Tensions with nuclear-armed Pakistan may influence Iran’s calculus regarding its own nuclear program.

The long-standing tensions between Iran and Pakistan over proliferation of weapons of mass destruction, the use of militant proxies for regional power projection, and divergent geopolitical alignments remain one of the oft-neglected strategic factors that may influence Tehran’s nuclear calculus in salient ways. Such a consideration carries much greater significance today, when decade-long negotiations between Iran and P5+1 (Britain, China, France, Russia, U.S., and Germany) over the Iranian atomic venture have reached a very sensitive stage. Once they escalate into a systematic pattern, as suggested by developments over the past years, Tehran-Islamabad tensions will constitute a totally new security front for the Islamic Republic and are thus likely to exert a cynical impact on its nuclear logic.

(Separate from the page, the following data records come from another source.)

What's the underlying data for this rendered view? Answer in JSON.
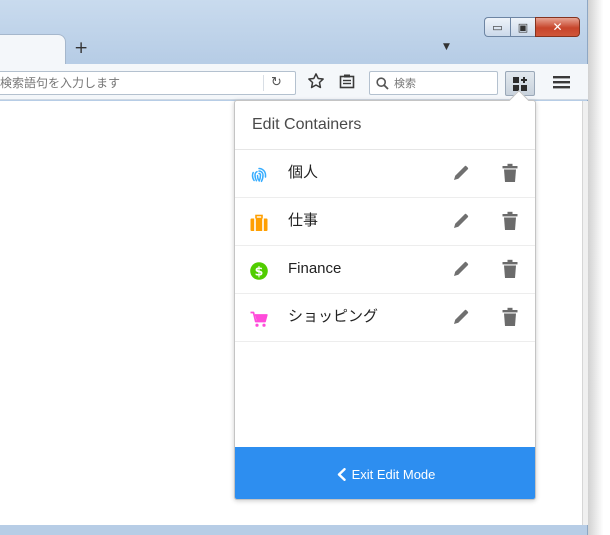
{
  "window": {
    "minimize_glyph": "▭",
    "maximize_glyph": "▣",
    "close_glyph": "✕",
    "new_tab_glyph": "+",
    "tab_list_glyph": "▼"
  },
  "toolbar": {
    "url_placeholder": "検索語句を入力します",
    "search_placeholder": "検索",
    "reload_glyph": "↻"
  },
  "panel": {
    "title": "Edit Containers",
    "exit_label": "Exit Edit Mode",
    "containers": [
      {
        "name": "個人",
        "icon": "fingerprint-icon",
        "color": "#37adff"
      },
      {
        "name": "仕事",
        "icon": "briefcase-icon",
        "color": "#ff9f00"
      },
      {
        "name": "Finance",
        "icon": "dollar-icon",
        "color": "#51cd00"
      },
      {
        "name": "ショッピング",
        "icon": "cart-icon",
        "color": "#ff4bda"
      }
    ]
  },
  "colors": {
    "accent": "#2d8ef0",
    "icon_gray": "#6b6b6b"
  }
}
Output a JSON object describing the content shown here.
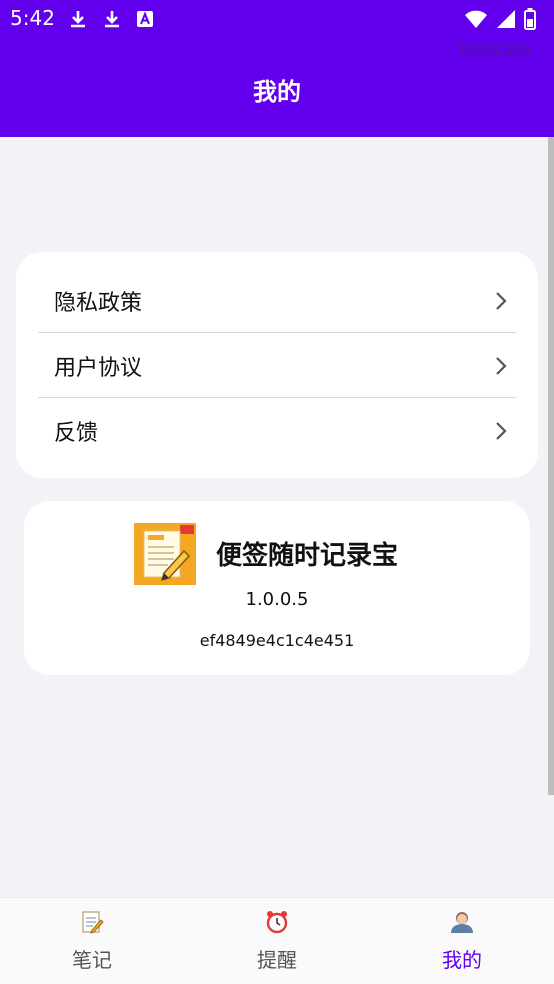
{
  "status_bar": {
    "time": "5:42",
    "icons_left": [
      "download-icon",
      "download-icon",
      "a-box-icon"
    ],
    "icons_right": [
      "wifi-icon",
      "signal-icon",
      "battery-icon"
    ]
  },
  "header": {
    "id_text": "59391389",
    "title": "我的",
    "color": "#6200ee"
  },
  "menu": {
    "items": [
      {
        "label": "隐私政策"
      },
      {
        "label": "用户协议"
      },
      {
        "label": "反馈"
      }
    ]
  },
  "about": {
    "app_name": "便签随时记录宝",
    "version": "1.0.0.5",
    "id": "ef4849e4c1c4e451"
  },
  "tabs": [
    {
      "label": "笔记",
      "icon": "memo-icon"
    },
    {
      "label": "提醒",
      "icon": "alarm-clock-icon"
    },
    {
      "label": "我的",
      "icon": "user-icon",
      "active": true
    }
  ],
  "colors": {
    "accent": "#6200ee",
    "background": "#f2f2f7"
  }
}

Iran’s relationship with Sunni-majority Pakistan has often been one of restrained fear and loathing, dating back to the spring of 1998. In 1998, following nuclear tests by India, Pakistan conducted a series of atomic tests and thus became Iran’s sole neighbor with nuclear weapons capability. In August the same year, the Taliban forces — who had established their “Emirate” in Afghanistan after toppling the Afghan government with the assistance of Islamabad in 1996 — captured the Iranian consulate in Mazar-e-Sharif and killed 11 members of its diplomatic and media corps. Alarm bells rang in Tehran, but threats of military action and a ceremonial deployment of troops along the border with Afghanistan was all that ensued in response. Later, it was discovered that the murders had been carried out by Sipah-e-Sahaba, a rabidly anti-Shiite militant organization with close connections to the Pakistani military and intelligence establishment. Pakistan’s nuclear status must have been in the minds of Iranian leaders and strategists, who stopped short of military intervention against the Islamabad-backed militants in Afghanistan. No wonder Iran rushed to help the U.S.-led coalition overthrow the Taliban government three years later.